Input and Output Methods

Some of the previous examples show File Content Extraction taking input from a file (keyview::io::InputFile) and sending output to a file (keyview::io::OutputFile). The C++ API allows you to take input from and write output to other data sources by making use of generic types for input and output. For example, the signature of the Session::open method is:

template <typename InputType>
Document open(InputType& input)

...and the signature of the Document::filter method is:

template <typename OutputType>
void filter(OutputType& output);

Some input and output types are defined in Keyview_IO.hpp. These are InputFile, OutputFile, and InMemoryFile. You can create your own input and output types to read from and write to any data source you like.

Input Methods

To create a custom input type, create a class with read, seek, and tell methods, which reads from your data source. The methods you write must conform to the example signatures in the keyview::InputFile class defined in Keyview_IO.hpp. You can then pass instances of your class into Session::open.

Output Methods

To create a custom output type, create a class with a write method that writes to your data source. Your write method must conform to the example signature in the keyview::OutputFile class, also defined in Keyview_IO.hpp. You can then pass instances of this class into any Filter API function that takes an OutputType (such as Document::filter or Subfile::extract).

For example: 

class MyOutput
{
   public:
      int64_t write(const char* ptr, int64_t count)
      {
         // process the output
         return count;
      }
};

You then pass this class in when you call filter, for example; 

MyOutput output; // Create your custom output object
auto doc = session.open(input);
doc.filter(output);

File Content Extraction calls the write function you have implemented once for each chunk of data that it filters. The process is:

  1. Your code calls session.open then doc.filter.
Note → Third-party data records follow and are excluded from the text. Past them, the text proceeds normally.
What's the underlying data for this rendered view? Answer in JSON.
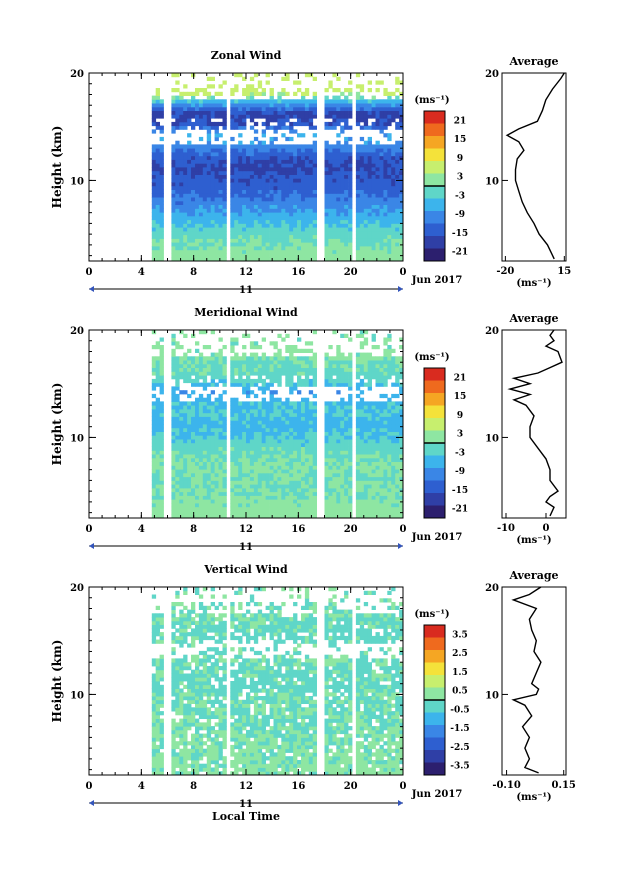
{
  "chart_data": [
    {
      "type": "heatmap",
      "title": "Zonal Wind",
      "ylabel": "Height (km)",
      "yticks": [
        "20",
        "10"
      ],
      "ylim": [
        2.5,
        20
      ],
      "xlim": [
        0,
        24
      ],
      "xticks": [
        "0",
        "4",
        "8",
        "12",
        "16",
        "20",
        "0"
      ],
      "date_axis": {
        "label": "11",
        "month_label": "Jun 2017"
      },
      "data_start_hour": 4.8,
      "data_gaps_hours": [
        [
          5.6,
          6.0
        ],
        [
          10.4,
          10.8
        ],
        [
          17.4,
          17.8
        ],
        [
          20.0,
          20.3
        ]
      ],
      "profile_by_height": [
        {
          "h": 3,
          "v": 2
        },
        {
          "h": 4,
          "v": 0
        },
        {
          "h": 5,
          "v": -2
        },
        {
          "h": 6,
          "v": -5
        },
        {
          "h": 7,
          "v": -8
        },
        {
          "h": 8,
          "v": -11
        },
        {
          "h": 9,
          "v": -14
        },
        {
          "h": 10,
          "v": -15
        },
        {
          "h": 11,
          "v": -17
        },
        {
          "h": 12,
          "v": -15
        },
        {
          "h": 13,
          "v": -10
        },
        {
          "h": 14,
          "v": -6
        },
        {
          "h": 15,
          "v": -15
        },
        {
          "h": 16,
          "v": -18
        },
        {
          "h": 17,
          "v": -8
        },
        {
          "h": 18,
          "v": 6
        },
        {
          "h": 19,
          "v": 6
        }
      ],
      "colorbar": {
        "unit": "(ms⁻¹)",
        "ticks": [
          "21",
          "15",
          "9",
          "3",
          "-3",
          "-9",
          "-15",
          "-21"
        ],
        "range": [
          -24,
          24
        ]
      },
      "average": {
        "title": "Average",
        "xlabel": "(ms⁻¹)",
        "xticks": [
          "-20",
          "15"
        ],
        "xlim": [
          -22,
          16
        ],
        "yticks": [
          "20",
          "10"
        ],
        "points": [
          {
            "h": 2.7,
            "v": 9
          },
          {
            "h": 4,
            "v": 5
          },
          {
            "h": 5,
            "v": 0
          },
          {
            "h": 6,
            "v": -3
          },
          {
            "h": 7,
            "v": -7
          },
          {
            "h": 8,
            "v": -10
          },
          {
            "h": 9,
            "v": -12
          },
          {
            "h": 10,
            "v": -14
          },
          {
            "h": 11,
            "v": -14
          },
          {
            "h": 12,
            "v": -13
          },
          {
            "h": 12.8,
            "v": -9
          },
          {
            "h": 13.6,
            "v": -12
          },
          {
            "h": 14.2,
            "v": -19
          },
          {
            "h": 14.8,
            "v": -12
          },
          {
            "h": 15.5,
            "v": -1
          },
          {
            "h": 16.5,
            "v": 2
          },
          {
            "h": 17.5,
            "v": 4
          },
          {
            "h": 18.5,
            "v": 8
          },
          {
            "h": 19.5,
            "v": 13
          },
          {
            "h": 20,
            "v": 15
          }
        ]
      }
    },
    {
      "type": "heatmap",
      "title": "Meridional Wind",
      "ylabel": "Height (km)",
      "yticks": [
        "20",
        "10"
      ],
      "ylim": [
        2.5,
        20
      ],
      "xlim": [
        0,
        24
      ],
      "xticks": [
        "0",
        "4",
        "8",
        "12",
        "16",
        "20",
        "0"
      ],
      "date_axis": {
        "label": "11",
        "month_label": "Jun 2017"
      },
      "data_start_hour": 4.8,
      "data_gaps_hours": [
        [
          5.6,
          6.0
        ],
        [
          10.4,
          10.8
        ],
        [
          17.4,
          17.8
        ],
        [
          20.0,
          20.3
        ]
      ],
      "profile_by_height": [
        {
          "h": 3,
          "v": 2
        },
        {
          "h": 4,
          "v": 1
        },
        {
          "h": 5,
          "v": 0
        },
        {
          "h": 6,
          "v": 0
        },
        {
          "h": 7,
          "v": 1
        },
        {
          "h": 8,
          "v": 0
        },
        {
          "h": 9,
          "v": -2
        },
        {
          "h": 10,
          "v": -4
        },
        {
          "h": 11,
          "v": -6
        },
        {
          "h": 12,
          "v": -4
        },
        {
          "h": 13,
          "v": -5
        },
        {
          "h": 14,
          "v": -8
        },
        {
          "h": 15,
          "v": -3
        },
        {
          "h": 16,
          "v": -1
        },
        {
          "h": 17,
          "v": 0
        },
        {
          "h": 18,
          "v": 2
        },
        {
          "h": 19,
          "v": 1
        }
      ],
      "colorbar": {
        "unit": "(ms⁻¹)",
        "ticks": [
          "21",
          "15",
          "9",
          "3",
          "-3",
          "-9",
          "-15",
          "-21"
        ],
        "range": [
          -24,
          24
        ]
      },
      "average": {
        "title": "Average",
        "xlabel": "(ms⁻¹)",
        "xticks": [
          "-10",
          "0"
        ],
        "xlim": [
          -11,
          5
        ],
        "yticks": [
          "20",
          "10"
        ],
        "points": [
          {
            "h": 2.7,
            "v": 1
          },
          {
            "h": 3.5,
            "v": 2
          },
          {
            "h": 4,
            "v": 0
          },
          {
            "h": 4.5,
            "v": 1
          },
          {
            "h": 5,
            "v": 3
          },
          {
            "h": 6,
            "v": 1
          },
          {
            "h": 7,
            "v": 1
          },
          {
            "h": 8,
            "v": 0
          },
          {
            "h": 9,
            "v": -2
          },
          {
            "h": 10,
            "v": -4
          },
          {
            "h": 11,
            "v": -4
          },
          {
            "h": 12,
            "v": -3
          },
          {
            "h": 13,
            "v": -5
          },
          {
            "h": 13.5,
            "v": -8
          },
          {
            "h": 14,
            "v": -4
          },
          {
            "h": 14.5,
            "v": -9
          },
          {
            "h": 15,
            "v": -4
          },
          {
            "h": 15.5,
            "v": -8
          },
          {
            "h": 16,
            "v": -2
          },
          {
            "h": 16.5,
            "v": 1
          },
          {
            "h": 17,
            "v": 4
          },
          {
            "h": 18,
            "v": 3
          },
          {
            "h": 18.5,
            "v": 0
          },
          {
            "h": 19,
            "v": 2
          },
          {
            "h": 19.5,
            "v": 1
          },
          {
            "h": 20,
            "v": 2
          }
        ]
      }
    },
    {
      "type": "heatmap",
      "title": "Vertical Wind",
      "ylabel": "Height (km)",
      "yticks": [
        "20",
        "10"
      ],
      "ylim": [
        2.5,
        20
      ],
      "xlim": [
        0,
        24
      ],
      "xticks": [
        "0",
        "4",
        "8",
        "12",
        "16",
        "20",
        "0"
      ],
      "xlabel": "Local Time",
      "date_axis": {
        "label": "11",
        "month_label": "Jun 2017"
      },
      "data_start_hour": 4.8,
      "data_gaps_hours": [
        [
          5.6,
          6.0
        ],
        [
          10.4,
          10.8
        ],
        [
          17.4,
          17.8
        ],
        [
          20.0,
          20.3
        ]
      ],
      "profile_by_height": [
        {
          "h": 3,
          "v": 0.2
        },
        {
          "h": 5,
          "v": 0.1
        },
        {
          "h": 7,
          "v": 0.0
        },
        {
          "h": 9,
          "v": -0.1
        },
        {
          "h": 11,
          "v": -0.2
        },
        {
          "h": 13,
          "v": -0.1
        },
        {
          "h": 15,
          "v": -0.2
        },
        {
          "h": 17,
          "v": -0.1
        },
        {
          "h": 19,
          "v": 0.0
        }
      ],
      "colorbar": {
        "unit": "(ms⁻¹)",
        "ticks": [
          "3.5",
          "2.5",
          "1.5",
          "0.5",
          "-0.5",
          "-1.5",
          "-2.5",
          "-3.5"
        ],
        "range": [
          -4,
          4
        ]
      },
      "average": {
        "title": "Average",
        "xlabel": "(ms⁻¹)",
        "xticks": [
          "-0.10",
          "0.15"
        ],
        "xlim": [
          -0.12,
          0.16
        ],
        "yticks": [
          "20",
          "10"
        ],
        "points": [
          {
            "h": 2.7,
            "v": 0.04
          },
          {
            "h": 3.2,
            "v": -0.02
          },
          {
            "h": 4,
            "v": 0.0
          },
          {
            "h": 5,
            "v": -0.02
          },
          {
            "h": 6,
            "v": 0.0
          },
          {
            "h": 7,
            "v": -0.03
          },
          {
            "h": 8,
            "v": 0.01
          },
          {
            "h": 9,
            "v": -0.02
          },
          {
            "h": 9.5,
            "v": -0.07
          },
          {
            "h": 10,
            "v": 0.03
          },
          {
            "h": 10.5,
            "v": 0.04
          },
          {
            "h": 11,
            "v": 0.01
          },
          {
            "h": 12,
            "v": 0.03
          },
          {
            "h": 13,
            "v": 0.05
          },
          {
            "h": 14,
            "v": 0.02
          },
          {
            "h": 15,
            "v": 0.03
          },
          {
            "h": 16,
            "v": 0.01
          },
          {
            "h": 17,
            "v": 0.0
          },
          {
            "h": 18,
            "v": 0.03
          },
          {
            "h": 18.8,
            "v": -0.07
          },
          {
            "h": 19.3,
            "v": 0.0
          },
          {
            "h": 20,
            "v": 0.05
          }
        ]
      }
    }
  ]
}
  2. File Content Extraction opens the file and starts to read it.

  3. File Content Extraction finds some text and calls output::write (in your custom code).

  4. Your code now has control again. The write call tells you how many bytes of text you have, and what the text is. You can do any processing you want to on the text, and then return to File Content Extraction. You can either request more text by returning the number of bytes written, or return 0 to stop the filtering process (see Input and Output Methods).

  5. If there is more text to filter, and output::write() requested more, File Content Extraction returns to step 2. Otherwise, it returns from doc.filter().

A class can be valid as both an InputType and OutputType.

If you are writing the document's text to an output using the Document::filter method, you can enable partial filtering by implementing a custom OutputType as shown in the previous example. File Content Extraction calls the write method you implement for each block of text that it filters. The count argument is the number of bytes in each chunk. Chunks can vary significantly in size. After you have the text you need, you can return 0 to stop the filtering process.

TIP: Instead of writing a custom output method for partial filtering, you might find it simpler to read from the istream provided on the Document object. See Streaming Filtered Text.